While § 2241 does not contain an express exhaustion requirement, we have held that exhaustion of administrative remedies is considered a prerequisite to the filing a federal habeas corpus petition pursuant to § 2241. See Williams v. O’Brien, 792 F.2d 986, 987 (10th Cir.1986) (per curiam). Further, the exhaustion requirement is satisfied only through proper use of the available administrative remedies. See Woodford v. Ngo, 548 U.S. 81, 90, 126 S.Ct. 2378, 165 L.Ed.2d 368 (2006). An inmate seeking to file a § 2241 habeas petition exhausts his or her administrative remedies by complying with the Bureau of Prisons’ (“BOP”) Administrative Remedy Program which is set forth in 28 C.F.R. §§ 542.10-19. According to the terms of this program, an inmate seeking relief is generally required to begin by attempting to resolve his or her complaint informally by submitting a Request for Informal Resolution, also known as a BP-8, to his or her Correctional Counselor. See 28 C.F.R. § 542.13(a). If the inmate is not satisfied by the Correctional Counselor’s response to his or her BP-8, the inmate may then file a formal Request for Administrative Remedy, or BP-9, with the warden of the institution where he or she is confined. See id. § 542.14(a). If the inmate is dissatisfied with the warden’s response to the BP-9, he or she may then file a Regional Office Administrative Remedy Appeal, or BP-10, with the regional office of the BOP. See id. § 542.15(a). And finally, if the inmate is still dissatisfied, he or she may file an Administrative Remedy Appeal, or BP-11, with the National Inmate Appeals Administrator in Washington, D.C. See id.

*954 During the course of the process, “[a]n inmate may not raise ... issues not raised in ... lower level filings,” or “combine Appeals of separate lower level responses.” Id. § 542.15(b)(2).

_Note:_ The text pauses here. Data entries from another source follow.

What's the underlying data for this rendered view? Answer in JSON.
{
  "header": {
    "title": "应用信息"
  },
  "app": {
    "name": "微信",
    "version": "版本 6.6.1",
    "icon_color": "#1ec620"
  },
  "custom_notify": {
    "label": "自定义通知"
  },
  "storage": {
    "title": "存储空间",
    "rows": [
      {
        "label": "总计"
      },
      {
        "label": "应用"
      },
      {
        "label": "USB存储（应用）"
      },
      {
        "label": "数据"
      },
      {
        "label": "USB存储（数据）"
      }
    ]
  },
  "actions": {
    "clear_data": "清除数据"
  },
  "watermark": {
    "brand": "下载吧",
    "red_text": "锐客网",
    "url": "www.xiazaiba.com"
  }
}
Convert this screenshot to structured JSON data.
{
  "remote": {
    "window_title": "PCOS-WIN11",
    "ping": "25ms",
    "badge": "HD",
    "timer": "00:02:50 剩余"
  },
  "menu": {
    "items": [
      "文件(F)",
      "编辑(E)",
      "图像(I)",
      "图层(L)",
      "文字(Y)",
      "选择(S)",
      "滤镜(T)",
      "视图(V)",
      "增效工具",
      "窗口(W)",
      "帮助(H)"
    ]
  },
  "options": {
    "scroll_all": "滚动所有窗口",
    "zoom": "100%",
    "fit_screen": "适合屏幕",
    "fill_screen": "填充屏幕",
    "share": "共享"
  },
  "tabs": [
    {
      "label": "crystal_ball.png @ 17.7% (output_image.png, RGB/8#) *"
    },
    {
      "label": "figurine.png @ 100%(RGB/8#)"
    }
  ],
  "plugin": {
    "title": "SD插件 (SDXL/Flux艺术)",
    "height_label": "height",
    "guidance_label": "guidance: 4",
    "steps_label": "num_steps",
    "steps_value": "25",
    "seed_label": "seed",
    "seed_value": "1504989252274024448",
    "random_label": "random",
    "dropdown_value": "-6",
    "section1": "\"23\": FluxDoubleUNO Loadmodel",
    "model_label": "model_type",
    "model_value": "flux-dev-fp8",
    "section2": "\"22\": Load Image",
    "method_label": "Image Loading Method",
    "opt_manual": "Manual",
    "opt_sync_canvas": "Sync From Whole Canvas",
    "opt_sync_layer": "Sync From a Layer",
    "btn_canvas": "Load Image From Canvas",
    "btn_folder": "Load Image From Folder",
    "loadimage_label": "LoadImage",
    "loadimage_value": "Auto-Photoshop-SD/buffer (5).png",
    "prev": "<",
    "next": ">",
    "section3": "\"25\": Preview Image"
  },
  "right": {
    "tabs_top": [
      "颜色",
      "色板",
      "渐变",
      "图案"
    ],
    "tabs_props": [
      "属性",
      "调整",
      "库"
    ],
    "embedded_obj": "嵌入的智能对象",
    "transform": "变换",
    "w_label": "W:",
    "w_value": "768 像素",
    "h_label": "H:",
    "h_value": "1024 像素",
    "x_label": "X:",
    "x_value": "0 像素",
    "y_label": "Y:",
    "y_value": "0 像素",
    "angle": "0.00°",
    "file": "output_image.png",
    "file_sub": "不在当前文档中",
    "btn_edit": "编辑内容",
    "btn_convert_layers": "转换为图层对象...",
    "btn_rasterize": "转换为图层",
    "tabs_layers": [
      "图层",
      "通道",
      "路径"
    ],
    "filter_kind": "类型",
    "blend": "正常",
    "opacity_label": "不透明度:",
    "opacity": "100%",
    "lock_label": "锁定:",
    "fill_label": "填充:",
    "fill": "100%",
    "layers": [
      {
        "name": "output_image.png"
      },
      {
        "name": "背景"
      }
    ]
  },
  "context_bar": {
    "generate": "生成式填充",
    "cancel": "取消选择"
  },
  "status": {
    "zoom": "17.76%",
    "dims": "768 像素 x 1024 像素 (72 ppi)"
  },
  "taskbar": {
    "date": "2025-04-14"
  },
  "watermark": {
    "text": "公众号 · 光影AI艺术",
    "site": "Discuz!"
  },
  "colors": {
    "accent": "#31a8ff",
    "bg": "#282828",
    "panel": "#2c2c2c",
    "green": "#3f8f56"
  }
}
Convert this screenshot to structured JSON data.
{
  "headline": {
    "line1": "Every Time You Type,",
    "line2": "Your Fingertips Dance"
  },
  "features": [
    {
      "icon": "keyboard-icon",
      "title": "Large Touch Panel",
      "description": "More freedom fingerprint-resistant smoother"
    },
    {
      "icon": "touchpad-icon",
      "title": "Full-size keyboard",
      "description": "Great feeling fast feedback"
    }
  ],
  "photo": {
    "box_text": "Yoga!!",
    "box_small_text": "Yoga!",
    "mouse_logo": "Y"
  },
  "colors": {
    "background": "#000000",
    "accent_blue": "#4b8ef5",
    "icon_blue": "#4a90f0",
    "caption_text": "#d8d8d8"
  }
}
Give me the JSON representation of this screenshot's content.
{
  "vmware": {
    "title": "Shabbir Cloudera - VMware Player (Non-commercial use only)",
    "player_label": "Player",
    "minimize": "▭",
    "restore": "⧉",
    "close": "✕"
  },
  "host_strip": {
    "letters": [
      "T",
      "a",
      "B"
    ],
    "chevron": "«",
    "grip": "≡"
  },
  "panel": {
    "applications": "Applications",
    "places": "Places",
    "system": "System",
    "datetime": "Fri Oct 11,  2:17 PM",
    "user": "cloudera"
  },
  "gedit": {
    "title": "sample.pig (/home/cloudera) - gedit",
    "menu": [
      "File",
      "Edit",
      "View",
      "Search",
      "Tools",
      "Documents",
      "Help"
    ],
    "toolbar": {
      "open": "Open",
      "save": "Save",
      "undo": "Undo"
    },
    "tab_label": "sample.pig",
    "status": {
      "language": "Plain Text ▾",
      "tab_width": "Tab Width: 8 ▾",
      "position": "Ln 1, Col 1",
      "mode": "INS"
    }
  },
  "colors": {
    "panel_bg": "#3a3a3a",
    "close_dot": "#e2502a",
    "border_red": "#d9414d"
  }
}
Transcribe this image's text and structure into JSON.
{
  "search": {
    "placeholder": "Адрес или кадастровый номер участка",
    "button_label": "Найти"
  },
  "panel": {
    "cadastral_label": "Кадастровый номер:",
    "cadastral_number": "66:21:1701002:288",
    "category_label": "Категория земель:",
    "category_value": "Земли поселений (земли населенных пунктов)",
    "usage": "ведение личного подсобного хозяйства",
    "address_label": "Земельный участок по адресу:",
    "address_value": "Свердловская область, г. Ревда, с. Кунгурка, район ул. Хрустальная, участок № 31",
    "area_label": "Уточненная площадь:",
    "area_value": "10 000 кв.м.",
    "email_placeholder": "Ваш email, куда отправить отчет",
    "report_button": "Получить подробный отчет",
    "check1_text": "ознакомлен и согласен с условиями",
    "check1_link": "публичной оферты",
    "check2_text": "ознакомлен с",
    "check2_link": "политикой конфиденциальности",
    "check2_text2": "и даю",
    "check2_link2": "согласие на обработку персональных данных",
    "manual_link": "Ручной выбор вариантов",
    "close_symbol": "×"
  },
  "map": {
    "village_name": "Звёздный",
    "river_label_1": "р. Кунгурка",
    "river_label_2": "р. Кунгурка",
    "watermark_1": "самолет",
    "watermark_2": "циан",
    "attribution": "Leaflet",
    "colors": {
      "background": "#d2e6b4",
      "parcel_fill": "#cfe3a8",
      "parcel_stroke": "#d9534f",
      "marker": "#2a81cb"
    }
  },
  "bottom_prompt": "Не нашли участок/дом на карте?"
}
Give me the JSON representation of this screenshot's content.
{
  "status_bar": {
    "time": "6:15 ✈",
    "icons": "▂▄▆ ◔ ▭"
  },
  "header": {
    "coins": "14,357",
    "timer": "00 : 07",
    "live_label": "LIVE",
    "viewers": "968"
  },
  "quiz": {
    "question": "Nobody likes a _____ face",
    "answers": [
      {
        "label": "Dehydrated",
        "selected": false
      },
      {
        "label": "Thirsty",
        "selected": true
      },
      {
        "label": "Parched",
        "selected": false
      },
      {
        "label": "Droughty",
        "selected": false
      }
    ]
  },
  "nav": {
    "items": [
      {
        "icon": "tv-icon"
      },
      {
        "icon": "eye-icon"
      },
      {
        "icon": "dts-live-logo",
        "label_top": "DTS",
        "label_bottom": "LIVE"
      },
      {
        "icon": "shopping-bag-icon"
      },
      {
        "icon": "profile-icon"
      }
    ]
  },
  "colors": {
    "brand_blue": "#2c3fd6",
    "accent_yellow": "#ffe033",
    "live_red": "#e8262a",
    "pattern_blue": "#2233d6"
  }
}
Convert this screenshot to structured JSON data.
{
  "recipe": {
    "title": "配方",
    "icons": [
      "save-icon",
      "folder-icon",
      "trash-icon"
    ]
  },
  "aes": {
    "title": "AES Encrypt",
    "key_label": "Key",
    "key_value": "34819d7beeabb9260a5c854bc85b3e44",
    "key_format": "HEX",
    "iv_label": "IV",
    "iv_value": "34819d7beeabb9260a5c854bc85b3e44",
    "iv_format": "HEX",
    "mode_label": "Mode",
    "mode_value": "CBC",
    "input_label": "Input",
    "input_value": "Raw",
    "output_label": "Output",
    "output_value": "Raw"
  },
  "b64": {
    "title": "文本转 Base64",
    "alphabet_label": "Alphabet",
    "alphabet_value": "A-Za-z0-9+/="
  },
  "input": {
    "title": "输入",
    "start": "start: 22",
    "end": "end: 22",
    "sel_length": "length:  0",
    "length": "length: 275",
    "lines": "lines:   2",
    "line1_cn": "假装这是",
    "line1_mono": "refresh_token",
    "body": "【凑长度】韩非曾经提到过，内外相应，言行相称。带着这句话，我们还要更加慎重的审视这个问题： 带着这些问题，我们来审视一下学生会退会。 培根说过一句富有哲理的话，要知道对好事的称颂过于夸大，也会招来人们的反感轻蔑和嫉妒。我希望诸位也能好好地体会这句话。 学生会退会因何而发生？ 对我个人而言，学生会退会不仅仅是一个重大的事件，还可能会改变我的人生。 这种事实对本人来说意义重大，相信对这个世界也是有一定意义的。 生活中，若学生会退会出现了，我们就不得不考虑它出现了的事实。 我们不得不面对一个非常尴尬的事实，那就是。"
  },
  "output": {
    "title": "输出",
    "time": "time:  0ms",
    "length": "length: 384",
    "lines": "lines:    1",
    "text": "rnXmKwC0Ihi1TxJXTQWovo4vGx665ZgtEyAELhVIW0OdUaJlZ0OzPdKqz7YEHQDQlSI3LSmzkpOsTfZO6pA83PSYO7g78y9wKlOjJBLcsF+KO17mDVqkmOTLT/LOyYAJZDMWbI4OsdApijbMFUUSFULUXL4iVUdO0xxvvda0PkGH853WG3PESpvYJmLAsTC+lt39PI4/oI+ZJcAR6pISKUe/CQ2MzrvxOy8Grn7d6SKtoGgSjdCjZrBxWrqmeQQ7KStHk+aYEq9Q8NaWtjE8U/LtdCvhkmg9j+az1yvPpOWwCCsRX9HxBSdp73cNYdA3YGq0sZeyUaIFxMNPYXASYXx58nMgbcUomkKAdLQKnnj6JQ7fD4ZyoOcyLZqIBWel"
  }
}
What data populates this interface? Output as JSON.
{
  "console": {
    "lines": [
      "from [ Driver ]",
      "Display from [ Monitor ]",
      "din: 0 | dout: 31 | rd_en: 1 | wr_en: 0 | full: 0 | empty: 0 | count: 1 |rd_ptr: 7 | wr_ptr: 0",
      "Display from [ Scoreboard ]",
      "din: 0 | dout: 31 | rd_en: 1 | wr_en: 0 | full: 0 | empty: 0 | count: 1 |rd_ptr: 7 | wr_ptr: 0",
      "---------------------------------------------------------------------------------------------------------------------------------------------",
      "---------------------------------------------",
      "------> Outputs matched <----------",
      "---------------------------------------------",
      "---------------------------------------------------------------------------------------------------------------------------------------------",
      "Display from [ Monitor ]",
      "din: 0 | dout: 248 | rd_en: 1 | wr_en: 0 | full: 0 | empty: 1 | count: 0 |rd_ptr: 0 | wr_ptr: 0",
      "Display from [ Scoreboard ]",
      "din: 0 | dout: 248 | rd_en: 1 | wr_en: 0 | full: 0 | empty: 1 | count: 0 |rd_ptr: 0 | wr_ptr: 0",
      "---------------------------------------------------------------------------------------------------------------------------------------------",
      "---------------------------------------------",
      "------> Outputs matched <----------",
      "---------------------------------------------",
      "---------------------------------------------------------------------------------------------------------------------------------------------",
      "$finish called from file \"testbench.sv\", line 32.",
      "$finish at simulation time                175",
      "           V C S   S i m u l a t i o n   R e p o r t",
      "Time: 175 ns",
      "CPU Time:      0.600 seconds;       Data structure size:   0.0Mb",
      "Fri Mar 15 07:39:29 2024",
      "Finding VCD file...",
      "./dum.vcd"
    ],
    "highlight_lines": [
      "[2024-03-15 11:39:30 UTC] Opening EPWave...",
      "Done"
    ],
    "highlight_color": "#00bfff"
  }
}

Accordingly, inmates must progress through the BOP Administrative Remedy Program in lockstep. Because, however, the BOP does not begin to track an inmate’s actions until he or she has submitted a formal Request for Administrative Remedy, or BP-9, see ROA Vol. 1 at 49 (¶ 6), it is incumbent upon an inmate seeking to submit a BP-9, to demonstrate that he or she has filed a Request for Informal Resolution, or BP-8, or that this requirement has been excused pursuant to one of the exceptions set forth in 28 C.F.R. § 542.13(b).

According to BOP records submitted as part of the record on appeal, Quintana-Navarette has filed seven requests for administrative remedies, four of which are relevant to the issues he raises in his § 2241 petition. Two of the four relevant requests that the BOP has received from Quintana-Navarette were Requests for Administrative Remedies, or BP-9s. These requests were received by the Administrative Remedy Clerk on October 27, 2008 and January 6, 2009, and assigned Numbers 513411-F 1 and 521420-F 1, respectively. The BOP ultimately rejected both of these BP-9s because Quintana-Navar-ette failed to provide evidence that he had tried to informally resolve his complaints-by filing BP-8s — -before filing them. See ROA Vol. 1 pp. 52 (¶ 16), 53 (¶ 18), 65-66.